Le sujet est évidemment en relation avec la dédicace de l’église. La toile en a orné le maître-autel jusqu’à la vente de celui-ci à l’église d’Odeigne en 1847, dans le cadre de la débaroquisation des églises gothiques qui prévalait alors largement dans notre pays. Le tableau est resté dans l’église Sainte-Croix et c’est l’un des très rares tableaux du peintre encore conservés dans son institution d’origine. Toutefois, pendant la durée des travaux de restauration de l’église, il est présenté dans un collatéral de la cathédrale Saint-Paul.
L’artiste joue habilement sur le mélange de crainte et de ferveur que suscite cette découverte. Le ciel et la terre sont intelligemment unis. L'ange à gauche du registre céleste aide les trois soldats au sol à redresser la croix ; c'est le bois même de celle-ci qui relie les deux registres, selon un axe ascensionnel. L'ange qui lui fait face est déjà en vénération, de même que sainte Hélène. Avec un visage d'un profil absolu tel que les affectionne Flémal, celle-ci est clairement mise en évidence au milieu d'une foule bigarrée. Son somptueux péplum rose la détache hardiment et fait d’elle l’un des personnages les plus distingués de tout l'œuvre de Flémal. L'ensemble est dominé par une palette très froide, que rythment les blancs caractéristiques du peintre. Cette grande toile est le véritable chant du cygne de son auteur : à quelques mois de sa disparition, il s'y est surpassé. Elle traduit par des passions diversifiées les sentiments de crainte et de vénération autour desquels toute la composition a été charpentée. Par les contrastes dans le paysage, le peintre conçoit la découverte de la croix comme l’aube d’un renouveau pour l’humanité.
Ce n’est pas le seul exemple de tableau de ce sujet par Bertholet Flémal. Il avait peint quelques années auparavant un tableau très proche pour le maître-autel de l’église des croisiers de Liège. Depuis le début du XIXe siècle, ce tableau peut être admiré dans l’église Saint-Barthélemy à Liège. Il met davantage l’accent sur l’adoration par les plus humbles de la croix nouvellement découverte, on pourrait dire inventée.
Pierre-Yves Kairis
Vice-président de l’Institut archéologique liégeois
Bibliographie :
HELBIG J., La peinture au pays de Liège et sur les bords de la Meuse, Liège, 1903, Imprimerie liégeoise Henri Poncelet, pp. 256 et 269-270.

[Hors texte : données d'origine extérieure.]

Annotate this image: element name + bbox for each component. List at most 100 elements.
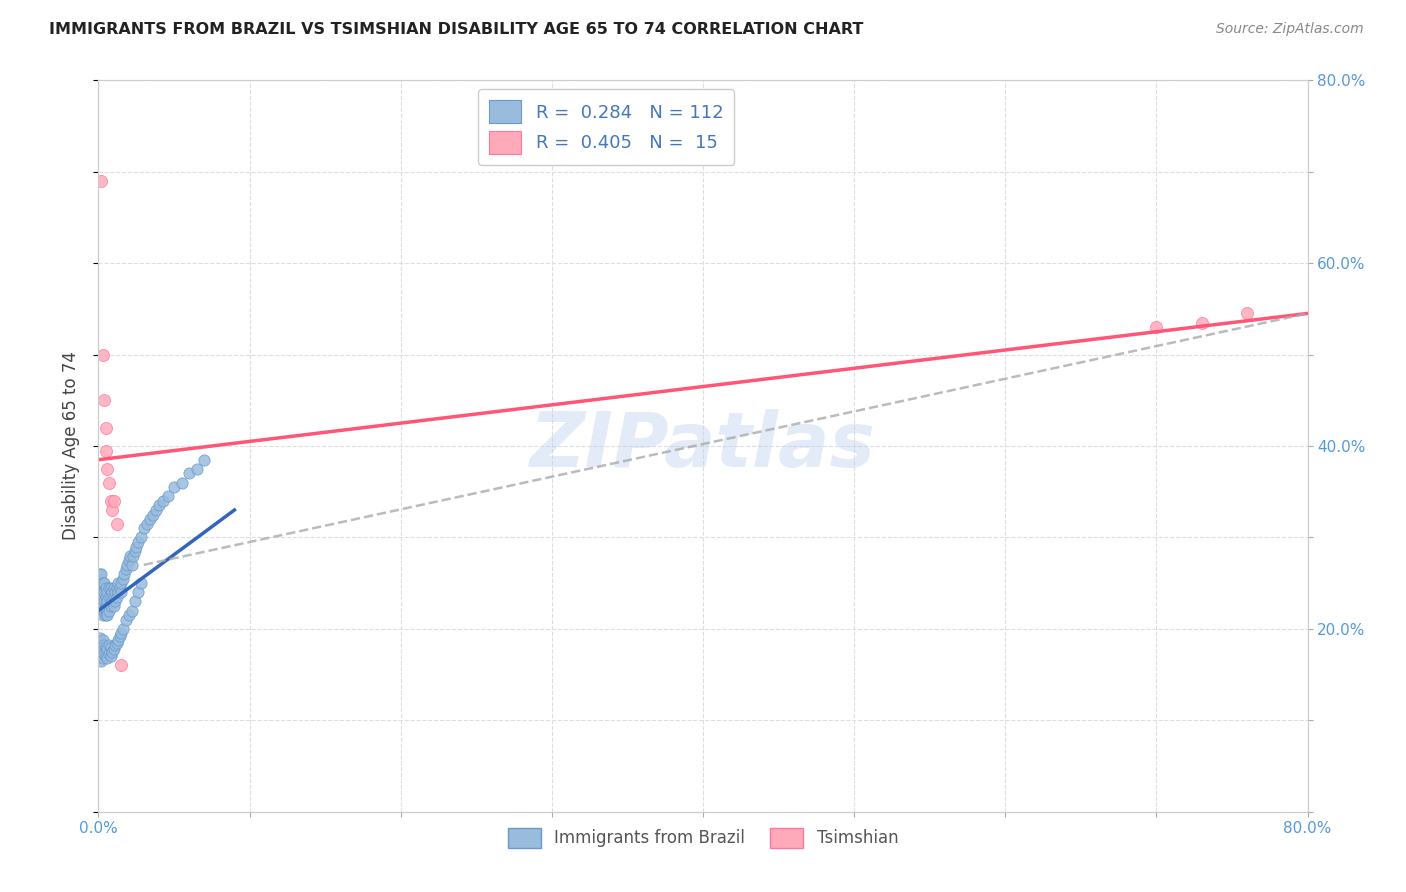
Point xyxy=(122,549,145,563)
Point xyxy=(89,585,111,599)
Point xyxy=(170,475,193,490)
Point xyxy=(1191,316,1213,330)
Text: IMMIGRANTS FROM BRAZIL VS TSIMSHIAN DISABILITY AGE 65 TO 74 CORRELATION CHART: IMMIGRANTS FROM BRAZIL VS TSIMSHIAN DISA… xyxy=(49,22,863,37)
Point xyxy=(94,608,117,623)
Point xyxy=(124,544,146,558)
Point xyxy=(104,585,127,599)
Point xyxy=(127,535,149,549)
Point xyxy=(91,347,114,362)
Point xyxy=(93,393,115,408)
Point xyxy=(101,585,124,599)
Point xyxy=(93,594,115,608)
Point xyxy=(90,654,112,668)
Point xyxy=(94,603,117,617)
Point xyxy=(145,503,167,517)
Point xyxy=(91,632,114,647)
Point xyxy=(100,640,122,655)
Text: ZIPatlas: ZIPatlas xyxy=(530,409,876,483)
Point xyxy=(100,649,122,664)
Point xyxy=(94,581,117,595)
Point xyxy=(100,590,122,604)
Point xyxy=(101,503,124,517)
Point xyxy=(129,530,152,544)
Point xyxy=(89,603,111,617)
Point xyxy=(135,516,157,531)
Point xyxy=(98,475,121,490)
Point xyxy=(103,581,125,595)
Point xyxy=(91,603,114,617)
Point xyxy=(90,590,112,604)
Point xyxy=(121,603,143,617)
Point xyxy=(90,585,112,599)
Point xyxy=(90,645,112,659)
Point xyxy=(90,174,112,188)
Point xyxy=(118,553,141,567)
Y-axis label: Disability Age 65 to 74: Disability Age 65 to 74 xyxy=(62,351,80,541)
Point xyxy=(90,576,112,591)
Point xyxy=(91,608,114,623)
Point xyxy=(93,576,115,591)
Point xyxy=(104,638,127,652)
Point xyxy=(100,494,122,508)
Point xyxy=(98,638,121,652)
Point xyxy=(90,567,112,582)
Point xyxy=(91,642,114,657)
Point xyxy=(120,549,142,563)
Point xyxy=(110,658,132,673)
Point xyxy=(193,452,215,467)
Point xyxy=(179,467,201,481)
Point xyxy=(89,576,111,591)
Point xyxy=(105,635,128,649)
Point xyxy=(103,599,125,613)
Point xyxy=(148,499,170,513)
Point xyxy=(91,599,114,613)
Point xyxy=(96,603,118,617)
Point xyxy=(114,613,136,627)
Point xyxy=(110,585,132,599)
Point xyxy=(103,590,125,604)
Point xyxy=(105,516,128,531)
Point xyxy=(124,594,146,608)
Point xyxy=(186,462,208,476)
Point xyxy=(91,590,114,604)
Point xyxy=(93,603,115,617)
Point xyxy=(127,585,149,599)
Point xyxy=(111,572,134,586)
Point xyxy=(89,631,111,645)
Point xyxy=(98,648,121,662)
Point xyxy=(89,594,111,608)
Point xyxy=(94,599,117,613)
Point xyxy=(90,594,112,608)
Point xyxy=(89,581,111,595)
Point xyxy=(98,581,121,595)
Point xyxy=(90,599,112,613)
Point xyxy=(98,599,121,613)
Point xyxy=(121,558,143,572)
Point xyxy=(103,642,125,657)
Point xyxy=(103,494,125,508)
Point xyxy=(91,651,114,665)
Point xyxy=(105,581,128,595)
Point xyxy=(108,629,131,643)
Point xyxy=(101,645,124,659)
Point xyxy=(108,581,131,595)
Point xyxy=(104,594,127,608)
Point xyxy=(89,567,111,582)
Point xyxy=(96,585,118,599)
Point xyxy=(94,640,117,655)
Point xyxy=(139,512,162,526)
Point xyxy=(93,638,115,652)
Point xyxy=(1144,320,1167,334)
Point xyxy=(91,576,114,591)
Point xyxy=(91,594,114,608)
Point xyxy=(96,608,118,623)
Point xyxy=(129,576,152,591)
Point xyxy=(91,585,114,599)
Point xyxy=(100,581,122,595)
Point xyxy=(94,443,117,458)
Point xyxy=(96,651,118,665)
Point xyxy=(125,540,148,554)
Point xyxy=(90,581,112,595)
Point xyxy=(96,594,118,608)
Point xyxy=(98,603,121,617)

HENDRICK J., La peinture au pays de Liège. XVIe, XVIIe et XVIIIe siècles, Liège, Perron-Whale, 1987, pp. 130, 131 et 136.
KAIRIS P.-Y., Bertholet Flémal (1614-1675), Paris, Arthena, 2015, passim, p. 38, 60, 65, 75, 133 et 153 (avec la bibliographie antérieure).
KAIRIS P.-Y., Invention de la sainte croix, dans JAFFRE G. et MARCHANT C. (sous la coord.), Trésors classés en Fédération Wallonie-Bruxelles, Protection du Patrimoine culturel, vol. 1, Stavelot, 2015, p. 237.